September 11, 2007 | Tuesday
Google Ready to go Corporate
By Jon Myers, Director Of Search in News |Search Engines |Google |Microsoft
Google has been quietly creating a suite of products they are now collectively calling ‘Google Apps’ software. Google hopes to drive into the market of spreadsheets and word processing where corporations have had a long-time love of Microsoft Office.
Over the last year or so as Google Apps was assembled as a product offering people compared it closely to Microsoft’s offering whereas Google constantly positioned it as an online document sharing system rather than a desktop offering.
Google is stating it on the Google Apps online page as the headline for the products: “Want simple, powerful communication and collaboration tools for your organisation without the usual hassle and cost?” Which over all gives you a sense for how they will take the offering and pitch it to the market place.

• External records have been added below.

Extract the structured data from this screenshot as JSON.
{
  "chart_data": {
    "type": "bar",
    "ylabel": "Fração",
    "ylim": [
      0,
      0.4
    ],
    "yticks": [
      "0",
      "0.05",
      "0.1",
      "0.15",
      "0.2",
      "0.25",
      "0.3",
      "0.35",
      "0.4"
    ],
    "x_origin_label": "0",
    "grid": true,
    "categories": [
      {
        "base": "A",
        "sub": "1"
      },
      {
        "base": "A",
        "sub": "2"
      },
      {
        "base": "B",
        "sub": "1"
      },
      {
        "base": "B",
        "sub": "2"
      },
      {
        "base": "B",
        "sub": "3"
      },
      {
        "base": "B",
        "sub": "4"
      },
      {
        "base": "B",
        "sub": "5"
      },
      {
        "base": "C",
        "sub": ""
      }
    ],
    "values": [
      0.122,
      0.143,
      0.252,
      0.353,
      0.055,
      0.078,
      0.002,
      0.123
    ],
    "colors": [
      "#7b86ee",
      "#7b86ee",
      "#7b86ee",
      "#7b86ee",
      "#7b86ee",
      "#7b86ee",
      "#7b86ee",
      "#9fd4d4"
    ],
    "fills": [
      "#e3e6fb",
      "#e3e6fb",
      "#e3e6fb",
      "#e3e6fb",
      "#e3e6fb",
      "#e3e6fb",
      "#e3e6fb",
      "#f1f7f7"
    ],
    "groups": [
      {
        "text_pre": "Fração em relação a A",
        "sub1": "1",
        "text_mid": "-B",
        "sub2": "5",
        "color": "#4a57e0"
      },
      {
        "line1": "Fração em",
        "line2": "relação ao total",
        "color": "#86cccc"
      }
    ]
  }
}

That theory will take a small step toward reality soon, but the fight for corporate desktop share looks like it will start in Europe. The Guardian has reported that CapGemini will promote Google Apps to its customer base in a recent article:
“Microsoft is an important partner to us as is IBM,” said the head of partnerships at CapGemini’s outsourcing business, Richard Payling. “In our client base we have a mix of Microsoft users and Lotus Notes users and we now have our first Google Apps user. But CapGemini is all about freedom, giving clients choice of the most appropriate technology that is going to fit their business environment.”
“If you look at the traditional desktop it is very focused on personal productivity,” said Robert Whiteside, Google enterprise manager, UK and Ireland. “What Google Apps brings is team productivity.”
Google Apps also removes something from the usual software environment namely the expensive licensing fees. Companies will be charged by CapGemini the $50 per-person annual license fee, which will bring significant savings on Microsoft client licenses.
Google can never take Microsoft away from the desktop entirely. Microsoft’s software has become too established in the marketplace. Google Apps will find a place on the desktops media users and companies needing multi user capabilities rather than executive types who live for Microsoft applications. But you never know when you look at the cost saving opportunities.